What constitutes a “specific demand” often varies depending on who is speaking. In some circles, opposition to police violence towards Black and Brown people has been described as a specific demand, as ending this violence does not directly benefit white workers. This view’s class reductionism and white workerism clearly fails to challenge the racism that socialists must oppose. Instead of falling into the trap of chauvinism, we can instead define specific fights as smaller scale fights in a single building, against conditions in a single jail, against a specific instance of medical debt.


However, even once we exclude the chauvinist understanding of specific demands, there are still problems with looking at issues through that lens. Asad Haider has argued that the separation between universal and specific demands is a false one - that specific fights are making the same demands as larger fights. Is not the demand for affordable, healthy, housing for all a universal demand? Does the fact that it’s being made by a single tenant union to a single landlord change its universality? Is the demand to not be arbitrarily targeted by police or imprisoned in a system of modern slavery a universal human demand? Does the fact that racism in USian society spares most white people from this violence change the demand’s nature? Isn’t the demand that health care not depend on ability to pay the underlying ask of both medicare for all and work on medical debt clinics?


The goal of left organizing (beyond winning the immediate fights) is the creation of a movement where people understand that their liberation is tied to everyone else’s, where people are active politically, and where they have the organizing skills to keep building the movement. Our goal in our day to day work is to activate people not currently active in politics and bring them into solidarity with all oppressed. 

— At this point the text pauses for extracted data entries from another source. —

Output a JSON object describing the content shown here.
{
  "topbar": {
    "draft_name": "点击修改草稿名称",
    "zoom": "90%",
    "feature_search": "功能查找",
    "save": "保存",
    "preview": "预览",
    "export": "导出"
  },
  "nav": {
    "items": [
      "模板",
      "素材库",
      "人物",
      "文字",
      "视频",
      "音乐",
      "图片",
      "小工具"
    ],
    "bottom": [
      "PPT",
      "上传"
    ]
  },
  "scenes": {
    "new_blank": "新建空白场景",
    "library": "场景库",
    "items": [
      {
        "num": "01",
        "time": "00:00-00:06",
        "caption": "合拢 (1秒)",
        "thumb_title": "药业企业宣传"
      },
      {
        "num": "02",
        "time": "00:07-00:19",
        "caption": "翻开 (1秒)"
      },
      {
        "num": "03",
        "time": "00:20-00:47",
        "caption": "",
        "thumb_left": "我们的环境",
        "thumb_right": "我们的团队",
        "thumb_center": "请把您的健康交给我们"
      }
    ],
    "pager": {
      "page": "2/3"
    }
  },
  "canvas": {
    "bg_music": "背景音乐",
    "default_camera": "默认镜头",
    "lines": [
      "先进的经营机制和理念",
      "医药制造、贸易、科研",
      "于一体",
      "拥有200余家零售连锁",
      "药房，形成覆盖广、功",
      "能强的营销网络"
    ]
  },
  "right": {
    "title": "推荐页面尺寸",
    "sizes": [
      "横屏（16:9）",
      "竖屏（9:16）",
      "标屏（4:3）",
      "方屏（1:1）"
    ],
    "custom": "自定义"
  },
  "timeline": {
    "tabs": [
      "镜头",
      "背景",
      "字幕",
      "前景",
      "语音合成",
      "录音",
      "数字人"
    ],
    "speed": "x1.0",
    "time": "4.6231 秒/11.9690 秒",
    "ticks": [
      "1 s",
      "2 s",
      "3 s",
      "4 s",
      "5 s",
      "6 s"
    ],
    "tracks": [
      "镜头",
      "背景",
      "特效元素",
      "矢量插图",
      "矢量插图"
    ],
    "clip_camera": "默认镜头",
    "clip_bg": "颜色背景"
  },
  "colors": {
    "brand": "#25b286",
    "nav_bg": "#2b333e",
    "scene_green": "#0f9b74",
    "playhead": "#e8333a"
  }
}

Both large sweeping demands (like medicare for all or universal rent control) and more specific local fights (such as a tenant union in a single building) work towards this goal. Large fights can activate people who have been looking for a way to get involved to engage in the work of politics, while local fights can make the political personal, they can politicize people’s day to day experience, and can intensely build up organizing skills within the people participating in them.


There is a symbiotic relationship between these two forms of action. The new people brought in to political work through the universal campaigns means more people able to contribute organizer energy to the local campaigns (especially in times when the campaign for the universal demands runs into a structural impediment that cannot be immediately overcome). Similarly, people activated through specific fights can contribute the skills and knowledge they build through those fights to the broader fights.


Left organizing and left spaces (somewhat uniquely) provide a location where all the fights that the collectives of the people engage in can come together. By bringing together the specific and the universal, by connecting those that know the fights for rent control, against street fascism, for police abolition and de-carceration, for landlords to make repairs, for medicare for all, for free public transit, for decarbonization,  against a new gas compressor are all parts of the same fight, the demands of the people can start to take shape. The only way we can hope to resolve the contradictions on the left is by working through them, by actively sharing the lessons of each struggle, and continuing to draw the people further together in solidarity.


So where does this leave us on relating to the tenant union first discussed here? The demand for a home in which you feel safe is a universal demand, but the way the tenants are seeking to acquire that safety violates the socialist commitment to always fight on the side of the oppressed against the oppressor. If attempts to redirect the tenants back towards struggling against their landlord fail, the correct course of action may be just to no longer work with that union, and hope that another fight in the future will bring the tenants in that union back into solidarity with the people.